Die Financial Services Regulatory Authority (FSRA) des Abu Dhabi Global Market (ADGM) hat dem virtuellen Vermögenswertunternehmen M2 die Finanzdienstleistungsgenehmigung (FSP) erteilt, ein multilaterales Handelssystem von der Hauptstadt der Vereinigten Arabischen Emirate aus zu betreiben.
In einer Ankündigung vom 16. August sagte das in Abu Dhabi ansässige Unternehmen M2, dass die behördliche Genehmigung es institutionellen und privaten Kunden in den VAE ermöglichen würde, „virtuelle Vermögenswerte“ wie Bitcoin (BTC) und Ethereum (ETH) zu kaufen, zu verkaufen und zu verwahren.

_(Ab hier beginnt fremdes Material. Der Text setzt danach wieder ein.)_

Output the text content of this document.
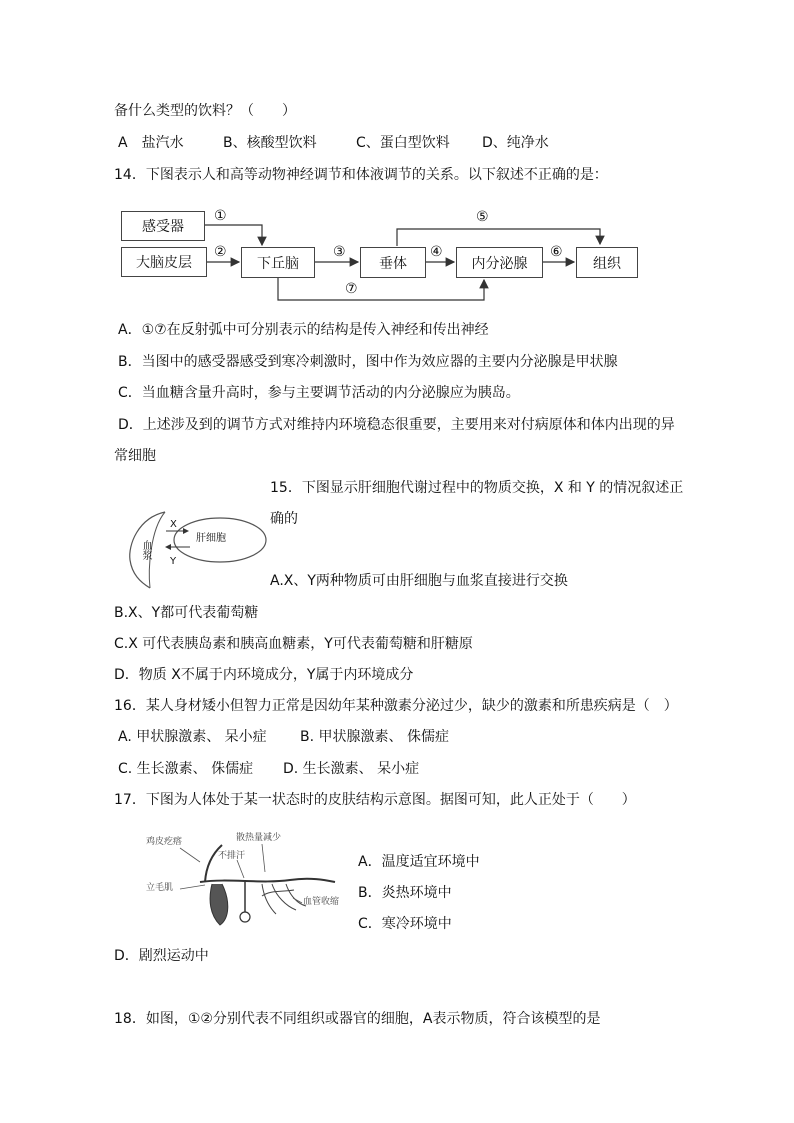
备什么类型的饮料？（　　）
A　盐汽水	B、核酸型饮料	C、蛋白型饮料 D、纯净水
14．下图表示人和高等动物神经调节和体液调节的关系。以下叙述不正确的是：
感受器
大脑皮层	下丘脑	垂体	内分泌腺	组织
①
②	③	④
⑤
⑥
⑦
A．①⑦在反射弧中可分别表示的结构是传入神经和传出神经
B．当图中的感受器感受到寒冷刺激时，图中作为效应器的主要内分泌腺是甲状腺
C．当血糖含量升高时，参与主要调节活动的内分泌腺应为胰岛。
D．上述涉及到的调节方式对维持内环境稳态很重要，主要用来对付病原体和体内出现的异
常细胞
15．下图显示肝细胞代谢过程中的物质交换，X 和 Y 的情况叙述正
确的
X
Y
肝细胞
血浆
A.X、Y两种物质可由肝细胞与血浆直接进行交换
B.X、Y都可代表葡萄糖
C.X 可代表胰岛素和胰高血糖素，Y可代表葡萄糖和肝糖原
D．物质 X不属于内环境成分，Y属于内环境成分
16．某人身材矮小但智力正常是因幼年某种激素分泌过少，缺少的激素和所患疾病是（　）
A. 甲状腺激素、 呆小症 B. 甲状腺激素、 侏儒症
C. 生长激素、 侏儒症 D. 生长激素、 呆小症
17．下图为人体处于某一状态时的皮肤结构示意图。据图可知，此人正处于（　　）
鸡皮疙瘩
不排汗
散热量减少
立毛肌
血管收缩
A．温度适宜环境中
B．炎热环境中
C．寒冷环境中
D．剧烈运动中
18．如图，①②分别代表不同组织或器官的细胞，A表示物质，符合该模型的是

Die M2-Plattform, deren Einführung später im Jahr 2023 geplant ist, wurde im vergangenen Jahr mit der langfristigen Vision entwickelt, „das höchste Maß an Vertrauen, Sicherheit und Integrität in der aufstrebenden virtuellen Anlageklasse zu schaffen“, heißt es in der Ankündigung.
Sobald die M2-Plattform live ist, können Benutzer in den VAE auch Kryptowährungen mit Fiatgeld kaufen und auf Derivate und Renditedienste zugreifen.
„Der Prozess zur Erlangung der Lizenz ist der erste Schritt auf unserem Weg und wir werden in engem Dialog mit ADGM bleiben, um Transparenz rund um die Verwahrung der Kundenvermögen zu gewährleisten“, sagte Stefan Kimmil, CEO von M2.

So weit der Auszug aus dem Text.